This SBIR Phase I project develops a bacterial platform for intracellular drug delivery to solid tumors, with a primary focus on liver cancer. Every year, 30,000 men and women are diagnosed with unresectable hepatocellular carcinoma (HCC), which has a 5-year survival rate of 17.6 %. The prognosis for these patients is poor. Currently, there are no curative treatments for these patients. The current standard-of-care only increases overall survival by months and has toxic side effects, with a cost to the US healthcare system of $1.5B per year. This technology is based on the inherent feature of bacteria to colonize solid tumors throughout the body in ratios of 100,000 to 1 compared to healthy tissue. Due to this specificity, the developed bacterial platform has the potential to increase dosage specifically in tumors, while reducing toxic side effects in healthy tissues. This platform will be a toolbox that can target intracellular pathways that are currently considered undruggable and deliver potent doses of biologicals directly into tumor cells. The affinity of bacteria for solid tumors, independent of organ localization, enables the extension of this delivery method to other hard-to-treat tumor types, such as pancreas, ovarian and gastric cancer.

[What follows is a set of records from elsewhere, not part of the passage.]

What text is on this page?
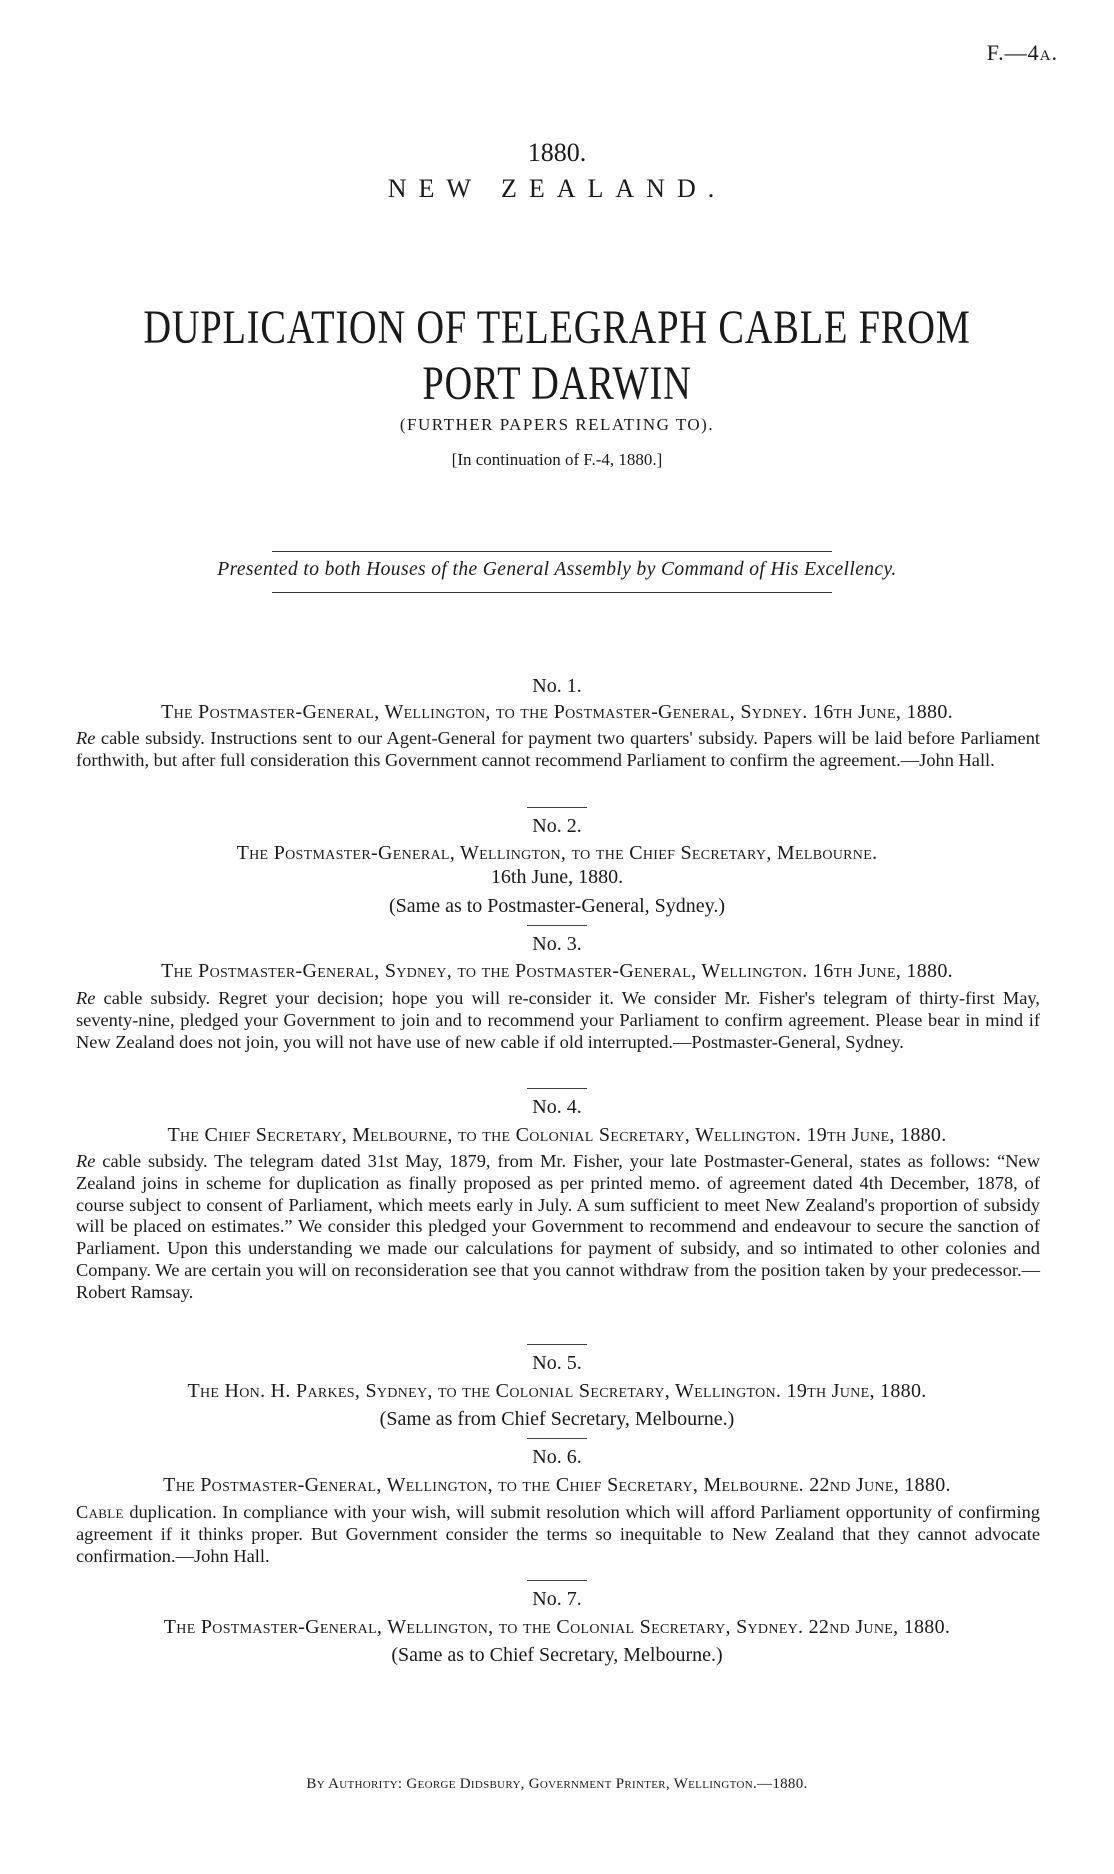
F.—4a.
1880.
NEW ZEALAND.
DUPLICATION OF TELEGRAPH CABLE FROM
PORT DARWIN
(FURTHER PAPERS RELATING TO).
[In continuation of F.-4, 1880.]
Presented to both Houses of the General Assembly by Command of His Excellency.
No. 1.
The Postmaster-General, Wellington, to the Postmaster-General, Sydney. 16th June, 1880.

Re cable subsidy. Instructions sent to our Agent-General for payment two quarters' subsidy. Papers will be laid before Parliament forthwith, but after full consideration this Government cannot recommend Parliament to confirm the agreement.—John Hall.

No. 2.
The Postmaster-General, Wellington, to the Chief Secretary, Melbourne.
16th June, 1880.
(Same as to Postmaster-General, Sydney.)
No. 3.
The Postmaster-General, Sydney, to the Postmaster-General, Wellington. 16th June, 1880.

Re cable subsidy. Regret your decision; hope you will re-consider it. We consider Mr. Fisher's telegram of thirty-first May, seventy-nine, pledged your Government to join and to recommend your Parliament to confirm agreement. Please bear in mind if New Zealand does not join, you will not have use of new cable if old interrupted.—Postmaster-General, Sydney.

No. 4.
The Chief Secretary, Melbourne, to the Colonial Secretary, Wellington. 19th June, 1880.

Re cable subsidy. The telegram dated 31st May, 1879, from Mr. Fisher, your late Postmaster-General, states as follows: “New Zealand joins in scheme for duplication as finally proposed as per printed memo. of agreement dated 4th December, 1878, of course subject to consent of Parliament, which meets early in July. A sum sufficient to meet New Zealand's proportion of subsidy will be placed on estimates.” We consider this pledged your Government to recommend and endeavour to secure the sanction of Parliament. Upon this understanding we made our calculations for payment of subsidy, and so intimated to other colonies and Company. We are certain you will on reconsideration see that you cannot withdraw from the position taken by your predecessor.—Robert Ramsay.

No. 5.
The Hon. H. Parkes, Sydney, to the Colonial Secretary, Wellington. 19th June, 1880.
(Same as from Chief Secretary, Melbourne.)
No. 6.
The Postmaster-General, Wellington, to the Chief Secretary, Melbourne. 22nd June, 1880.

Cable duplication. In compliance with your wish, will submit resolution which will afford Parliament opportunity of confirming agreement if it thinks proper. But Government consider the terms so inequitable to New Zealand that they cannot advocate confirmation.—John Hall.

No. 7.
The Postmaster-General, Wellington, to the Colonial Secretary, Sydney. 22nd June, 1880.
(Same as to Chief Secretary, Melbourne.)
By Authority: George Didsbury, Government Printer, Wellington.—1880.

Systemic cancer therapies have many obstacles, such as stability in the blood, traversing the cellular membrane, internalization and endosomal release. These processes impede the use of RNAi and peptides in humans and hamper the targeting of intracellular pathways with monoclonal antibodies. The development of a bacterial drug delivery platform can optimize drug potency in tumors and reduce side effects in healthy tissue. In this SBIR phase I, efficacy of this platform will be measured in HCC by targeting intracellular pathways essential for cell survival, for which no systemic therapy exists. A bacterial strain will be created according to FDA guidelines that can be manufactured reliably without loss of activity. An optimized preservation protocol will be developed to ensure maximal bacterial fitness and maximal delivery efficacy after administration. This bacterial delivery system has the potential to accelerate the translation of fundamental cancer research into clinical therapies. Discoveries could be genetically translated directly into protein, antibody or shRNA therapies that regulate mammalian gene expression and function.
This award reflects NSF's statutory mission and has been deemed worthy of support through evaluation using the Foundation's intellectual merit and broader impacts review criteria.